Aspekte wie die Ausführung instrumentenspezifischer Bewegungsabläufe, Körperhaltung, Mimik und Gestik, (Selbst-)Inszenierung und verwendetes Instrumentarium gewähren Einblicke, die über rein spieltechnische Erkenntnisse weit hinausgehen und auch für Musiksoziologie, Gender Studies sowie Instrumentenforschung von unschätzbarem Wert sind.
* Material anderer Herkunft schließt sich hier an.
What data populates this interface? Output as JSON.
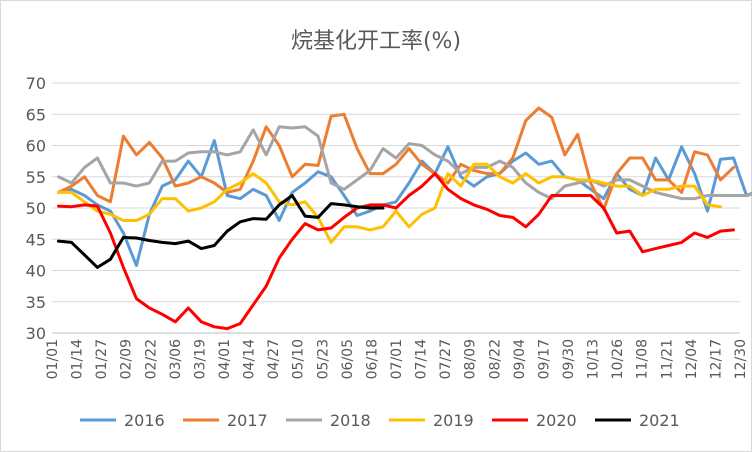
{
  "chart_data": {
    "type": "line",
    "title": "烷基化开工率(%)",
    "xlabel": "",
    "ylabel": "",
    "ylim": [
      30,
      70
    ],
    "yticks": [
      30,
      35,
      40,
      45,
      50,
      55,
      60,
      65,
      70
    ],
    "x_ticklabels": [
      "01/01",
      "01/14",
      "01/27",
      "02/09",
      "02/22",
      "03/06",
      "03/19",
      "04/01",
      "04/14",
      "04/27",
      "05/10",
      "05/23",
      "06/05",
      "06/18",
      "07/01",
      "07/14",
      "07/27",
      "08/09",
      "08/22",
      "09/04",
      "09/17",
      "09/30",
      "10/13",
      "10/26",
      "11/08",
      "11/21",
      "12/04",
      "12/17",
      "12/30"
    ],
    "grid": "horizontal",
    "legend_position": "bottom",
    "series": [
      {
        "name": "2016",
        "color": "#5B9BD5",
        "values": [
          52.5,
          53.0,
          52.0,
          50.5,
          49.5,
          46.0,
          40.8,
          49.0,
          53.5,
          54.5,
          57.5,
          55.0,
          60.8,
          52.0,
          51.5,
          53.0,
          52.0,
          48.0,
          52.5,
          54.0,
          55.8,
          55.0,
          52.0,
          48.8,
          49.5,
          50.5,
          51.0,
          54.0,
          57.5,
          55.5,
          59.8,
          55.0,
          53.5,
          55.0,
          55.5,
          57.5,
          58.8,
          57.0,
          57.5,
          55.0,
          54.5,
          53.0,
          51.5,
          55.5,
          53.0,
          52.0,
          58.0,
          54.5,
          59.8,
          55.5,
          49.5,
          57.8,
          58.0,
          52.0,
          52.8
        ]
      },
      {
        "name": "2017",
        "color": "#ED7D31",
        "values": [
          52.5,
          53.5,
          55.0,
          52.0,
          51.0,
          61.5,
          58.5,
          60.5,
          58.0,
          53.5,
          54.0,
          55.0,
          54.0,
          52.5,
          53.0,
          57.5,
          63.0,
          60.0,
          55.0,
          57.0,
          56.8,
          64.7,
          65.0,
          59.5,
          55.5,
          55.5,
          57.0,
          59.5,
          57.0,
          55.5,
          54.0,
          57.0,
          56.0,
          55.5,
          55.5,
          58.0,
          64.0,
          66.0,
          64.5,
          58.5,
          61.8,
          54.0,
          49.8,
          55.5,
          58.0,
          58.0,
          54.5,
          54.5,
          52.5,
          59.0,
          58.5,
          54.5,
          56.5
        ]
      },
      {
        "name": "2018",
        "color": "#A5A5A5",
        "values": [
          55.0,
          54.0,
          56.5,
          58.0,
          54.0,
          54.0,
          53.5,
          54.0,
          57.5,
          57.5,
          58.8,
          59.0,
          59.0,
          58.5,
          59.0,
          62.5,
          58.5,
          63.0,
          62.8,
          63.0,
          61.5,
          54.0,
          53.0,
          54.5,
          56.0,
          59.5,
          58.0,
          60.3,
          60.0,
          58.5,
          57.5,
          55.5,
          56.5,
          56.5,
          57.5,
          56.5,
          54.0,
          52.5,
          51.5,
          53.5,
          54.0,
          54.5,
          53.5,
          54.5,
          54.5,
          53.5,
          52.5,
          52.0,
          51.5,
          51.5,
          52.0,
          52.0,
          52.0,
          52.0,
          52.5
        ]
      },
      {
        "name": "2019",
        "color": "#FFC000",
        "values": [
          52.5,
          52.5,
          51.0,
          49.5,
          49.0,
          48.0,
          48.0,
          49.0,
          51.5,
          51.5,
          49.5,
          50.0,
          51.0,
          53.0,
          54.0,
          55.5,
          54.0,
          51.0,
          50.5,
          51.0,
          48.5,
          44.5,
          47.0,
          47.0,
          46.5,
          47.0,
          49.5,
          47.0,
          49.0,
          50.0,
          55.5,
          53.5,
          57.0,
          57.0,
          55.0,
          54.0,
          55.5,
          54.0,
          55.0,
          55.0,
          54.5,
          54.5,
          54.0,
          53.5,
          53.5,
          52.0,
          53.0,
          53.0,
          53.5,
          53.5,
          50.5,
          50.2
        ]
      },
      {
        "name": "2020",
        "color": "#FF0000",
        "values": [
          50.3,
          50.2,
          50.5,
          50.3,
          46.0,
          40.5,
          35.5,
          34.0,
          33.0,
          31.8,
          34.0,
          31.8,
          31.0,
          30.7,
          31.5,
          34.5,
          37.5,
          42.0,
          45.0,
          47.5,
          46.5,
          46.8,
          48.5,
          50.0,
          50.5,
          50.5,
          50.0,
          52.0,
          53.5,
          55.5,
          53.0,
          51.5,
          50.5,
          49.8,
          48.8,
          48.5,
          47.0,
          49.0,
          52.0,
          52.0,
          52.0,
          52.0,
          50.0,
          46.0,
          46.3,
          43.0,
          43.5,
          44.0,
          44.5,
          46.0,
          45.3,
          46.3,
          46.5
        ]
      },
      {
        "name": "2021",
        "color": "#000000",
        "values": [
          44.7,
          44.5,
          42.5,
          40.5,
          41.8,
          45.3,
          45.2,
          44.8,
          44.5,
          44.3,
          44.7,
          43.5,
          44.0,
          46.3,
          47.8,
          48.3,
          48.2,
          50.5,
          52.0,
          48.7,
          48.5,
          50.7,
          50.5,
          50.2,
          50.0,
          50.0
        ]
      }
    ]
  }
}
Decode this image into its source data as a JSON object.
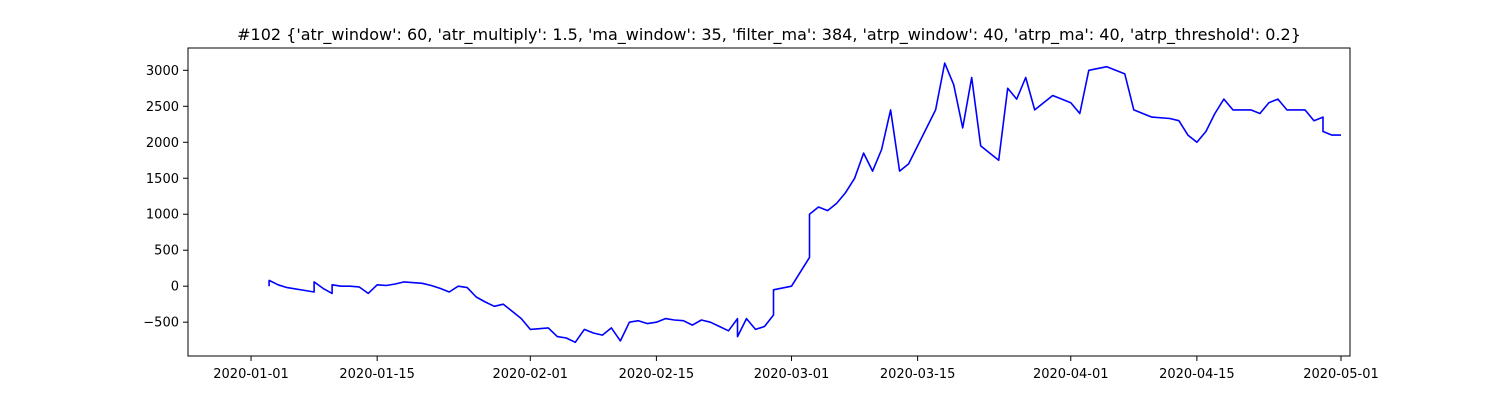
{
  "chart_data": {
    "type": "line",
    "title": "#102 {'atr_window': 60, 'atr_multiply': 1.5, 'ma_window': 35, 'filter_ma': 384, 'atrp_window': 40, 'atrp_ma': 40, 'atrp_threshold': 0.2}",
    "xlabel": "",
    "ylabel": "",
    "xlim": [
      "2019-12-25",
      "2020-05-02"
    ],
    "ylim": [
      -970,
      3310
    ],
    "grid": false,
    "legend": "none",
    "x_ticks": [
      "2020-01-01",
      "2020-01-15",
      "2020-02-01",
      "2020-02-15",
      "2020-03-01",
      "2020-03-15",
      "2020-04-01",
      "2020-04-15",
      "2020-05-01"
    ],
    "y_ticks": [
      -500,
      0,
      500,
      1000,
      1500,
      2000,
      2500,
      3000
    ],
    "series": [
      {
        "color": "#0000ff",
        "points": [
          [
            "2020-01-03",
            0
          ],
          [
            "2020-01-03",
            80
          ],
          [
            "2020-01-04",
            20
          ],
          [
            "2020-01-05",
            -20
          ],
          [
            "2020-01-07",
            -60
          ],
          [
            "2020-01-08",
            -80
          ],
          [
            "2020-01-08",
            60
          ],
          [
            "2020-01-09",
            -30
          ],
          [
            "2020-01-10",
            -100
          ],
          [
            "2020-01-10",
            20
          ],
          [
            "2020-01-11",
            0
          ],
          [
            "2020-01-12",
            0
          ],
          [
            "2020-01-13",
            -10
          ],
          [
            "2020-01-14",
            -100
          ],
          [
            "2020-01-15",
            20
          ],
          [
            "2020-01-16",
            10
          ],
          [
            "2020-01-17",
            30
          ],
          [
            "2020-01-18",
            60
          ],
          [
            "2020-01-20",
            40
          ],
          [
            "2020-01-21",
            10
          ],
          [
            "2020-01-22",
            -30
          ],
          [
            "2020-01-23",
            -80
          ],
          [
            "2020-01-24",
            0
          ],
          [
            "2020-01-25",
            -20
          ],
          [
            "2020-01-26",
            -150
          ],
          [
            "2020-01-27",
            -220
          ],
          [
            "2020-01-28",
            -280
          ],
          [
            "2020-01-29",
            -250
          ],
          [
            "2020-01-30",
            -350
          ],
          [
            "2020-01-31",
            -450
          ],
          [
            "2020-02-01",
            -600
          ],
          [
            "2020-02-03",
            -580
          ],
          [
            "2020-02-04",
            -700
          ],
          [
            "2020-02-05",
            -720
          ],
          [
            "2020-02-06",
            -780
          ],
          [
            "2020-02-07",
            -600
          ],
          [
            "2020-02-08",
            -650
          ],
          [
            "2020-02-09",
            -680
          ],
          [
            "2020-02-10",
            -580
          ],
          [
            "2020-02-11",
            -760
          ],
          [
            "2020-02-12",
            -500
          ],
          [
            "2020-02-13",
            -480
          ],
          [
            "2020-02-14",
            -520
          ],
          [
            "2020-02-15",
            -500
          ],
          [
            "2020-02-16",
            -450
          ],
          [
            "2020-02-17",
            -470
          ],
          [
            "2020-02-18",
            -480
          ],
          [
            "2020-02-19",
            -540
          ],
          [
            "2020-02-20",
            -470
          ],
          [
            "2020-02-21",
            -500
          ],
          [
            "2020-02-22",
            -560
          ],
          [
            "2020-02-23",
            -620
          ],
          [
            "2020-02-24",
            -450
          ],
          [
            "2020-02-24",
            -700
          ],
          [
            "2020-02-25",
            -450
          ],
          [
            "2020-02-26",
            -600
          ],
          [
            "2020-02-27",
            -560
          ],
          [
            "2020-02-28",
            -400
          ],
          [
            "2020-02-28",
            -50
          ],
          [
            "2020-03-01",
            0
          ],
          [
            "2020-03-02",
            200
          ],
          [
            "2020-03-03",
            400
          ],
          [
            "2020-03-03",
            1000
          ],
          [
            "2020-03-04",
            1100
          ],
          [
            "2020-03-05",
            1050
          ],
          [
            "2020-03-06",
            1150
          ],
          [
            "2020-03-07",
            1300
          ],
          [
            "2020-03-08",
            1500
          ],
          [
            "2020-03-09",
            1850
          ],
          [
            "2020-03-10",
            1600
          ],
          [
            "2020-03-11",
            1900
          ],
          [
            "2020-03-12",
            2450
          ],
          [
            "2020-03-13",
            1600
          ],
          [
            "2020-03-14",
            1700
          ],
          [
            "2020-03-17",
            2450
          ],
          [
            "2020-03-18",
            3100
          ],
          [
            "2020-03-19",
            2800
          ],
          [
            "2020-03-20",
            2200
          ],
          [
            "2020-03-21",
            2900
          ],
          [
            "2020-03-22",
            1950
          ],
          [
            "2020-03-24",
            1750
          ],
          [
            "2020-03-25",
            2750
          ],
          [
            "2020-03-26",
            2600
          ],
          [
            "2020-03-27",
            2900
          ],
          [
            "2020-03-28",
            2450
          ],
          [
            "2020-03-30",
            2650
          ],
          [
            "2020-04-01",
            2550
          ],
          [
            "2020-04-02",
            2400
          ],
          [
            "2020-04-03",
            3000
          ],
          [
            "2020-04-05",
            3050
          ],
          [
            "2020-04-07",
            2950
          ],
          [
            "2020-04-08",
            2450
          ],
          [
            "2020-04-09",
            2400
          ],
          [
            "2020-04-10",
            2350
          ],
          [
            "2020-04-12",
            2330
          ],
          [
            "2020-04-13",
            2300
          ],
          [
            "2020-04-14",
            2100
          ],
          [
            "2020-04-15",
            2000
          ],
          [
            "2020-04-16",
            2150
          ],
          [
            "2020-04-17",
            2400
          ],
          [
            "2020-04-18",
            2600
          ],
          [
            "2020-04-19",
            2450
          ],
          [
            "2020-04-21",
            2450
          ],
          [
            "2020-04-22",
            2400
          ],
          [
            "2020-04-23",
            2550
          ],
          [
            "2020-04-24",
            2600
          ],
          [
            "2020-04-25",
            2450
          ],
          [
            "2020-04-27",
            2450
          ],
          [
            "2020-04-28",
            2300
          ],
          [
            "2020-04-29",
            2350
          ],
          [
            "2020-04-29",
            2150
          ],
          [
            "2020-04-30",
            2100
          ],
          [
            "2020-05-01",
            2100
          ]
        ]
      }
    ]
  }
}
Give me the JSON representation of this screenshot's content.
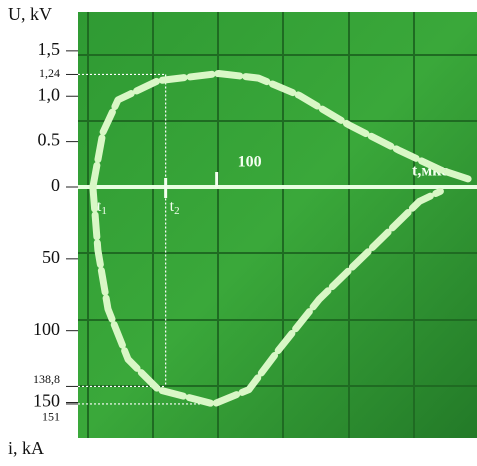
{
  "chart_data": {
    "type": "line",
    "y_label": "U, kV",
    "y2_label": "i, kA",
    "x_label": "t,мкс",
    "xlim": [
      -6,
      299
    ],
    "xticks": [
      {
        "value": 100,
        "label": "100"
      }
    ],
    "ylim": [
      0,
      1.84
    ],
    "yticks": [
      0,
      0.5,
      {
        "value": 1.0,
        "label": "1,0"
      },
      {
        "value": 1.24,
        "label": "1,24"
      },
      {
        "value": 1.5,
        "label": "1,5"
      }
    ],
    "y2lim": [
      0,
      174
    ],
    "y2ticks": [
      50,
      100,
      {
        "value": 138.8,
        "label": "138,8"
      },
      150,
      151
    ],
    "markers": [
      {
        "name": "t",
        "sub": "1",
        "x": 5.4
      },
      {
        "name": "t",
        "sub": "2",
        "x": 61
      }
    ],
    "series": [
      {
        "color": "#d9f7c6",
        "x": [
          5.4,
          13,
          24.6,
          55,
          101.5,
          132,
          163,
          201.5,
          240,
          271,
          294
        ],
        "values": [
          0,
          0.6,
          0.96,
          1.17,
          1.25,
          1.2,
          1.01,
          0.68,
          0.4,
          0.19,
          0.08
        ]
      },
      {
        "color": "#d9f7c6",
        "axis": "y2",
        "x": [
          5.4,
          9.2,
          16.9,
          32.3,
          55.4,
          97.7,
          124.6,
          147.7,
          178.5,
          217,
          255,
          271
        ],
        "values": [
          0,
          44,
          85,
          120,
          141,
          151,
          141,
          113,
          78,
          44,
          10,
          3
        ]
      }
    ]
  }
}
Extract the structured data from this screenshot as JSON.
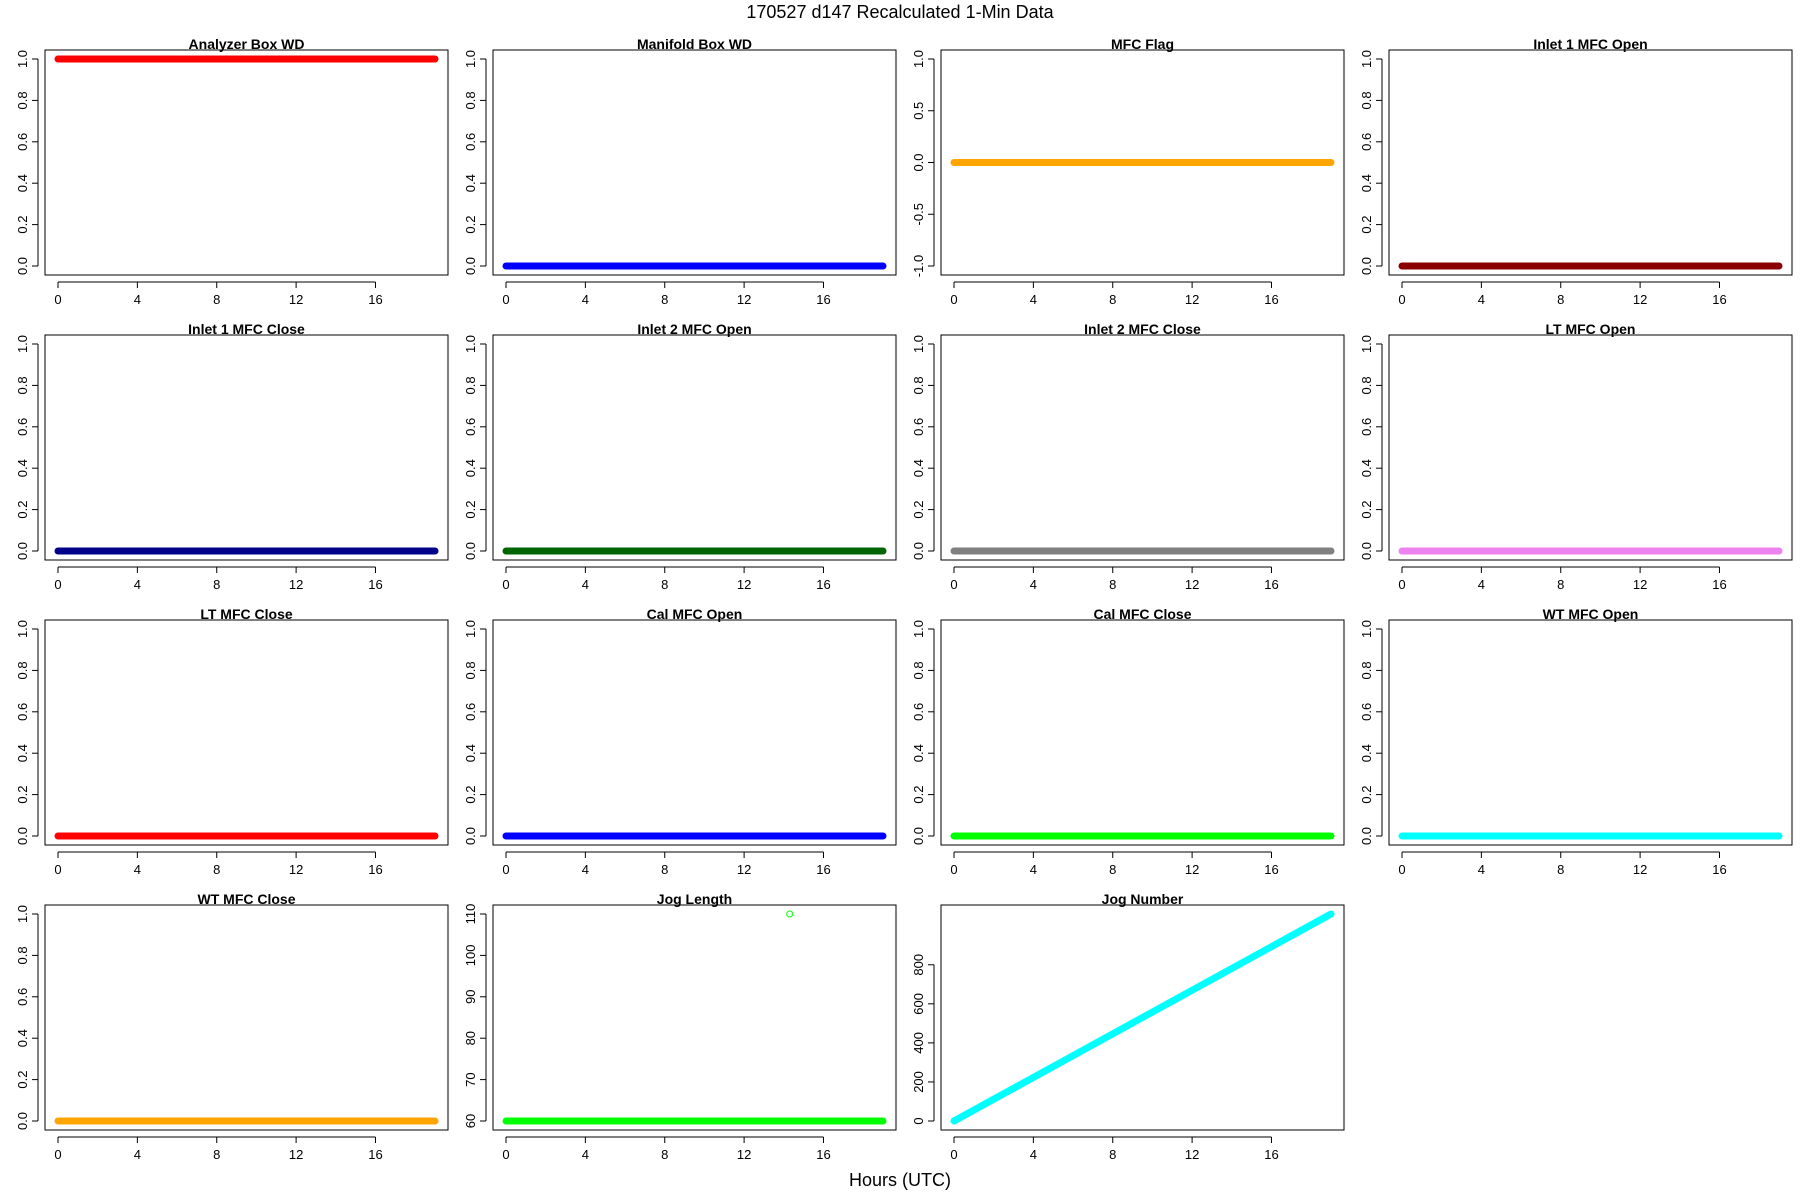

Filme mit mehreren Musikern erlauben zudem eine genauere Untersuchung von zwischenmenschlichen Interaktionen und ihrer Ausprägung, wie beispielsweise häufigem Blickkontakt oder weitgehender Autonomie, Gleichberechtigung oder Hierarchie.

Ein möglichst grosses und repräsentatives Korpus an frühen Tonfilmdokumenten soll anhand eines detaillierten Fragenkatalogs ausgewertet werden, um anschliessend im Rahmen von Reenactments mit Studierenden sowohl die Auswirkungen der umgesetzten Beobachtungen auf Selbst- und Fremdwahrnehmung zu diskutieren als auch eine authentische Reproduktion der Spielpraxis des 19. Jahrhunderts durch Verankerung bestimmter Bewegungsmuster zu erleichtern oder gar zu automatisieren.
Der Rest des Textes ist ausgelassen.